With such a long tradition, it’s no surprise that cold showers are so popular today for their health benefits. They are said to have multiple benefits, including boosting your metabolism so you burn more calories. This is because when your body feels intense cold, it begins to burn stored fat to produce more energy to protect your core temperature.
Professional athletes take an ice bath after an intense workout because it reduces muscle pain and inflammation, while improving blood and lymphatic circulation. This helps disperse lactic acid in the muscles and improves recovery time.
A cold shower is also said to strengthen your immune system by promoting white blood cell production. These are the cells which fight infection when a virus strikes by rushing to the site of the attack. It also helps to drain your lymphatic system, removing waste and impurities from the cells and decreasing your risk of infections.
Cold water is also said to help strengthen your nervous system against stress. The cold water causes your nervous system to feel a slight oxidative stress, so in time it strengthens itself to combat this, leaving you more able to deal with regular day-to-day stressful situations. Your body will start to produce Norepinephrine as it responds to the stress situation and this also makes you more alert.
A cold shower is also said to help you sleep better, because the drop in your core temperature triggers feelings of sleepiness. In psychological terms, having the willpower to jump in a cold shower, whatever the weather, improves your discipline.
Some people claim it’s a myth that cold showers have health benefits.

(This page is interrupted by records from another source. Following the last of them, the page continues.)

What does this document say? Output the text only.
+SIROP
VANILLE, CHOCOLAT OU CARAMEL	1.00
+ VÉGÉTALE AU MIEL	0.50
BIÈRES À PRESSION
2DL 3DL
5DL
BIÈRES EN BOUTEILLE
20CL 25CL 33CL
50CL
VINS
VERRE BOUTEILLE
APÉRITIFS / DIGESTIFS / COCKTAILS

However, many of the benefits are scientifically proven, including speeding up recovery after exercise and improving the immune system. A study carried out on distance runners and cyclists on whether cold showers helped them to recover more quickly after sport concluded this was the case.
Several famous and well-respected athletes are devotees of cold baths and showers, including Jamaican sprinter Usain Bolt, the winner of eight Olympic gold medals in three events – the 100m, 200m and 4 x 100m relay in the Olympic Games of 2008, 2012 and 2016.
In the 2016 documentary, I Am Bolt, which detailed the athlete’s amazing career, he reveals he submerges himself in a bath of ice water after events, even asking hotels to provide a tub of ice in his room. In the documentary, he says, with heavy sarcasm as he lowers himself into the icy bath, “This is my celebration … so much fun, right?”
Fellow sportsman David Beckham, the world-renowned footballer who played for England and for Manchester United and Real Madrid at club level, is also a firm believer in the power of the cold shower. It’s well documented how he dives into a large tub of icy water following an intense workout.
It’s up to you whether you believe in the power of cold showers or not, but with the world’s top sportsmen endorsing them, they must be worth a try. All you can do is see for yourself whether you feel the health benefits after incorporating them into your training routine for a few weeks.